Between 1336 and 1646 CE, an empire rose from the banks of the Tungabhadra River in present-day Karnataka and became the greatest Hindu kingdom of the medieval world — the defender of Dharmic civilisation at a moment when it faced existential threat from the north, and the patron of a cultural flowering so extraordinary that its echoes still shape Telugu literature, music, architecture, and identity today.
The Vijayanagara Empire is, for most Telugu people, a source of immense cultural pride. It is also, for many, surprisingly poorly understood in its historical specificity. This is the story of what it was, what it achieved, and what it still means.
The Founding
The empire’s traditional founding is attributed to two brothers, Harihara and Bukka Raya, in 1336 CE, reportedly at the direction of the sage Vidyaranya. Its capital, Hampi (ancient Vijayanagara, meaning ‘City of Victory’), grew from a modest settlement to one of the largest cities in the world — contemporary travellers compared it to Rome, describing a city of extraordinary wealth, sophisticated infrastructure, and dazzling architectural complexity.
Krishnadevaraya: The Golden King
The empire reached its zenith under Krishnadevaraya (reigned 1509–1529 CE), widely regarded as the greatest king in Telugu history. A warrior of exceptional ability who never lost a military campaign, he was simultaneously a scholar, poet, and patron of arts whose court — the Ashtadiggajas, the eight literary elephants — produced some of the finest Telugu literature ever written.
Krishnadevaraya himself wrote Amuktamalyada, considered one of the five great Telugu epic poems, while simultaneously managing a kingdom that extended across most of South India. The foreign traveller Domingo Paes, who visited during his reign, described seeing ‘a city larger than Rome, and very beautiful to the sight.’

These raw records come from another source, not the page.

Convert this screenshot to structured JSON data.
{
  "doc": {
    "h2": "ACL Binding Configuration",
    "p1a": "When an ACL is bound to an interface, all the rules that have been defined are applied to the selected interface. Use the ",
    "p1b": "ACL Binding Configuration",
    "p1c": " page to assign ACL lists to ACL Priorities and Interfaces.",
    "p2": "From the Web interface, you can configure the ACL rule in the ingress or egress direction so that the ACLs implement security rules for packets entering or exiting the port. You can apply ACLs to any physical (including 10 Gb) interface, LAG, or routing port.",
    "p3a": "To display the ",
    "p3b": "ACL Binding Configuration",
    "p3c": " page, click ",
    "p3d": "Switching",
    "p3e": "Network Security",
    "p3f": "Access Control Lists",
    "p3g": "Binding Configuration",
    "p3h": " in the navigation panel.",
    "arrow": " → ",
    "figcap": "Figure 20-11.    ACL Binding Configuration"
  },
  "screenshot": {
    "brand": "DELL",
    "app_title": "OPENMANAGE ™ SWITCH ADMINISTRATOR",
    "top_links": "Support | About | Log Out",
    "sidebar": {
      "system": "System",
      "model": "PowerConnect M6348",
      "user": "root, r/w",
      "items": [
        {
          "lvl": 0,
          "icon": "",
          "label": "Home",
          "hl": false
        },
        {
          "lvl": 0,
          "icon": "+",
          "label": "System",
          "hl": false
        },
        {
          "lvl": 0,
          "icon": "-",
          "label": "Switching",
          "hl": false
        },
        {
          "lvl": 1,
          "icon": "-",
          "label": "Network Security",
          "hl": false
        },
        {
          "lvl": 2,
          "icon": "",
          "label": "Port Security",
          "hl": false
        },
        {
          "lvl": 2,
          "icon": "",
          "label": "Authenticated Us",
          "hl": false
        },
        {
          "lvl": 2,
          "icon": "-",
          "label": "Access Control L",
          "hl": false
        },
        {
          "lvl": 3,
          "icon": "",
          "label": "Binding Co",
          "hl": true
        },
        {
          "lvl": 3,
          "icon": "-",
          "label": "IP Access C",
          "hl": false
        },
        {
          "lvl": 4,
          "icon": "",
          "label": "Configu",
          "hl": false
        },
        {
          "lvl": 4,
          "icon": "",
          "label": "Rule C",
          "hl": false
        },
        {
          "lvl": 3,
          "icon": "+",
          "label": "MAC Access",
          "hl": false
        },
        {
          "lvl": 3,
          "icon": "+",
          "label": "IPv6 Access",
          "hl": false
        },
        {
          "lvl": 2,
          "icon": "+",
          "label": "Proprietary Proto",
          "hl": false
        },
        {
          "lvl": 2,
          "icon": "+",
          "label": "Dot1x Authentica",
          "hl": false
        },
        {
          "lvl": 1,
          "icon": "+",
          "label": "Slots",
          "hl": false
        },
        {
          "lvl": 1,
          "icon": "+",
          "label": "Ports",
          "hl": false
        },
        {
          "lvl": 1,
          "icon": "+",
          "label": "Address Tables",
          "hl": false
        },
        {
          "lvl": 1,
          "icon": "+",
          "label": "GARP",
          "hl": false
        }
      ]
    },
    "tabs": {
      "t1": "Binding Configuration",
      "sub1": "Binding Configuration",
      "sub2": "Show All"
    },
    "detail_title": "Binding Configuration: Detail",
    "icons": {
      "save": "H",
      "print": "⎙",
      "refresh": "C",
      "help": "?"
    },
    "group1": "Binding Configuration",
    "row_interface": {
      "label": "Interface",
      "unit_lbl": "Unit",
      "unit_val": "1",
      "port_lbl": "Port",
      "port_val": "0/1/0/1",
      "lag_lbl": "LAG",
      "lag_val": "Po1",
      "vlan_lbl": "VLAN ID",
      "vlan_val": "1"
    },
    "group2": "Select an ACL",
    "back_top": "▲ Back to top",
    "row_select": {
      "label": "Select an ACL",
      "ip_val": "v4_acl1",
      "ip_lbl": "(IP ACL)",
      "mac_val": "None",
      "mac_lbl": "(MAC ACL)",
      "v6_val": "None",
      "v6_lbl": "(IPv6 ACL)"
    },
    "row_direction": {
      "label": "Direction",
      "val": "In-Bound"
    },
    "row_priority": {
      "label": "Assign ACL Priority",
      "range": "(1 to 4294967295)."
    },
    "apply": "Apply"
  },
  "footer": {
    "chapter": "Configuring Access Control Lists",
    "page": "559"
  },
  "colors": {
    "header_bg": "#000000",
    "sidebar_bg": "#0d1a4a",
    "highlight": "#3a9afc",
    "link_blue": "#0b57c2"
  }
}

What Vijayanagara Preserved
The empire’s strategic importance to South Indian civilisation cannot be overstated. During the 14th and 15th centuries, successive Delhi Sultanate invasions had devastated North Indian temple traditions, centres of learning, and cultural institutions. Vijayanagara served as a geopolitical buffer — and a cultural sanctuary — that preserved temple-building traditions, classical music, classical dance forms (including the foundations of Bharatanatyam and Kuchipudi), Sanskrit and Telugu scholarship, and the patronage systems that sustained artists and scholars.
The Fall and Its Legacy
The empire suffered a catastrophic defeat at the Battle of Talikota in 1565 CE, when a coalition of Deccan Sultanates overwhelmed its forces. The capital Hampi was sacked and left in ruins. Yet the empire did not immediately disappear — it continued in reduced form for nearly a century — and its legacy was preserved in the successor states of the Nayakas, who spread Vijayanagara’s cultural influence across South India.
The ruins of Hampi, now a UNESCO World Heritage Site, remain one of the most breathtaking archaeological landscapes in the world — and perhaps the most tangible monument to the civilisational achievement of Telugu culture.
“Vijayanagara did not merely rule South India. It held a door open during the centuries when doors were being closed — and through that door passed the music, the dance, the literature, and the architecture that define Telugu cultural identity today.”